Applied to life, I think I am the same way. I enjoy doing different things, changing it up every so often. But doing and learning are different. I can keep doing things, but not really learn from them (like how to stop mourning over failed friendships that are supposedly not worth it). or I can go through the whole alien process of discovery and add a new talent, skill, knowledge or trivia under my belt. I hate to say it, but it’s always important to learn something new. Even if that something new proves to be worthless info to you.

I used to think I was a creature of habit. That I can wake up, go to work, go home, curl up in my cozy bed with a good read and be thankful for another uneventful day. But I was wrong. It is nice to have someone to reach out to out of the blue to meet up after work. It is fun to get a little bit lost and try a new route going home every once in a while. It is fun to have other options of things to do. Even if you never end up doing them...

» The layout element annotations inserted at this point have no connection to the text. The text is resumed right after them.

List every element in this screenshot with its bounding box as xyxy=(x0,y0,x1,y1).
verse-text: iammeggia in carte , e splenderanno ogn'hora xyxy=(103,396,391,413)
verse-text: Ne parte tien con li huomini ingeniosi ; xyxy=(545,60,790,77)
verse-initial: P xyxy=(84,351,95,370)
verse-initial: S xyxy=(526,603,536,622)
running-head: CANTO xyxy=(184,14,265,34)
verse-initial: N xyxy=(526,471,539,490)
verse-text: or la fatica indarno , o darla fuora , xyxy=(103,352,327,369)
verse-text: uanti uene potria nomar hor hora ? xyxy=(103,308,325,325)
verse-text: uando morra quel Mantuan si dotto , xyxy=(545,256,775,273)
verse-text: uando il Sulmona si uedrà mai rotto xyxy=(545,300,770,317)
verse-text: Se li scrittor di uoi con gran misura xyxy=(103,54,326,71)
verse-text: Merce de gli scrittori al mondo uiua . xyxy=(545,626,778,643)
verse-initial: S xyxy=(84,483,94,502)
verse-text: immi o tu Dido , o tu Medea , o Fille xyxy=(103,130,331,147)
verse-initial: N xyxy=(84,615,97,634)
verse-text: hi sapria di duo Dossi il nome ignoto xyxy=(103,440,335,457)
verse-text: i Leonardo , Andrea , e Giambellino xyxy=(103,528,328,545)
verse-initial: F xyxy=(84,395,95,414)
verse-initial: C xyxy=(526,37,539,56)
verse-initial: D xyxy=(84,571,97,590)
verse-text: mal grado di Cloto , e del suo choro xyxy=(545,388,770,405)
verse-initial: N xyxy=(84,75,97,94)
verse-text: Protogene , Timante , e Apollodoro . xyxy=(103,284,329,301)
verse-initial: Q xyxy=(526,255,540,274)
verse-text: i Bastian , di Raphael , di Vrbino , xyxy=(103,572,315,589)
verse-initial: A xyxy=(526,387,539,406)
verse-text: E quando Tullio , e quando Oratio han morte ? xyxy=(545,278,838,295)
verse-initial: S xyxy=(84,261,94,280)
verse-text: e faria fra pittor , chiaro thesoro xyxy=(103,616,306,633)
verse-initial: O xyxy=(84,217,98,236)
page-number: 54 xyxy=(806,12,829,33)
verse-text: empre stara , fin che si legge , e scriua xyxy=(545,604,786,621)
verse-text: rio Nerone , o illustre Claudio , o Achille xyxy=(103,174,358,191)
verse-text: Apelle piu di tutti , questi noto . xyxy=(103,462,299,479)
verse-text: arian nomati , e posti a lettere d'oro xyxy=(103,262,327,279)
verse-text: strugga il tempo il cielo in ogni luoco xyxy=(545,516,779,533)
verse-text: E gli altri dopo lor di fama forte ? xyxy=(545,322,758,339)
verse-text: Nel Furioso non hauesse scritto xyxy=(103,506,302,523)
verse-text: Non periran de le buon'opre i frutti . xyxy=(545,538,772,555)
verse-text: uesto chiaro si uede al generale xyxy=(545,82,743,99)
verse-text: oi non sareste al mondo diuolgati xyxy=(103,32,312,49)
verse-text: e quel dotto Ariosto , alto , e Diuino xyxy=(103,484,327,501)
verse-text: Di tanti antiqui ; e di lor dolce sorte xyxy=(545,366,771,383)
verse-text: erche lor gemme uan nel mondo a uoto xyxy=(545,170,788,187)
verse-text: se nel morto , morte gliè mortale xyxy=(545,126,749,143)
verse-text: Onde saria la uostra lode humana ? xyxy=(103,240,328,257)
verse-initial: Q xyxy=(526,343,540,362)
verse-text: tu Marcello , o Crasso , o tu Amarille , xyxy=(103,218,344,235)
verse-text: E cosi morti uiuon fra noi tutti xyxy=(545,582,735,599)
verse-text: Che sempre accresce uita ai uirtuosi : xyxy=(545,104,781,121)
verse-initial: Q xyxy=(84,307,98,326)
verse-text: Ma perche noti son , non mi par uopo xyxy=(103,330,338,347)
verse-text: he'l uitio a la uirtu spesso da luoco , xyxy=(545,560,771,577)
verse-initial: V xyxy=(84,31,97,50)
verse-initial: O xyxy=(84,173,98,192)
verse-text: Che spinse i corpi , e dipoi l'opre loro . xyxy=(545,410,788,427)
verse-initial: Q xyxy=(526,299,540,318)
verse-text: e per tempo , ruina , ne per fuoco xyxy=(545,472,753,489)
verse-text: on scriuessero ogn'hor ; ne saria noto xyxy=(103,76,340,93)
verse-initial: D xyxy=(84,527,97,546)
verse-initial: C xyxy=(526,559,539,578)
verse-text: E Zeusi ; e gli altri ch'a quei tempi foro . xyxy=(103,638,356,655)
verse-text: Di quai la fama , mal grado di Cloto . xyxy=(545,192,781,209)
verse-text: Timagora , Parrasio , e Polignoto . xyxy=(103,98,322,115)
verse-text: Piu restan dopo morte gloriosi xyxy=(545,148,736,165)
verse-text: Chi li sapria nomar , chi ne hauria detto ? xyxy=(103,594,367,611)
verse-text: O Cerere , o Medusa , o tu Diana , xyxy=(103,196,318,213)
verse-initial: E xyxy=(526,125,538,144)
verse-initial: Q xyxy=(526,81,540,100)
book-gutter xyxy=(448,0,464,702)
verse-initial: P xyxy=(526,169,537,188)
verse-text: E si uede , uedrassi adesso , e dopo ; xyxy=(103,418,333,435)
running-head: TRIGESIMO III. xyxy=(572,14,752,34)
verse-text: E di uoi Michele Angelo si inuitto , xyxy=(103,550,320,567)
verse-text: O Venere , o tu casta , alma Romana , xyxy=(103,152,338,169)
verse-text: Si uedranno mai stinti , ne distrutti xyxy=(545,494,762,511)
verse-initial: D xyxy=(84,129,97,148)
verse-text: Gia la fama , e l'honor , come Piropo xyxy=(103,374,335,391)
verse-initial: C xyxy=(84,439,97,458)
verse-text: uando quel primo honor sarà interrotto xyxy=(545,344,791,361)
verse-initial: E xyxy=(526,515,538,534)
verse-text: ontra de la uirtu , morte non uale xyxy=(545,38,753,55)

If I would be asked if I liked meeting new people, I think I would hesitate before eventually answering yes. Because yes sounds like the right answer. But is it my real answer? I’m not really sure. Because when you meet someone new, that person could be a potential friend or a potential hurt waiting to happen. But I’ve also learned that it always pays to see it through. To not deny cultivating relationships out of fear.

Some people approach a buffet and will make a beeline for their favorite dish and be perfectly happy just eating that. I admire these folks. They know that it doesn’t take much decision-making for them to be happy and they stick to that. They keep their life simple. They won’t feel like they could’ve tried more, eaten more or less than what they had. Simple can be boring, but it can be safe too. And feeling safe is hard to achieve, I think.

Some people will try to eat as much as they can, take in everything, regardless what their tummy says. They are admirable in a sense that they are making the most out of the experience. They are living it up in that short span of time that it takes to enjoy a full meal. But I could never do that. I’d feel like crap afterwards and all it takes is a quick trip back to that memory lane I like to call "Episodes in the Boulevard of Traumatic Overeating"and that’s enough to stop me from making another round. These people, I can imagine, go through life just doing everything and anything, even if it changes them, hardens them or even worse, destroys their inner core. These are those who have definitely been there and done that, But I don’t feel the need to go to that extreme. I will push my limits, but I refuse to stand at its edge.

So there, maybe Life isn't exactly like a buffet. But sometimes it is. You just watch and learn from it (if you can find the time to stop eating).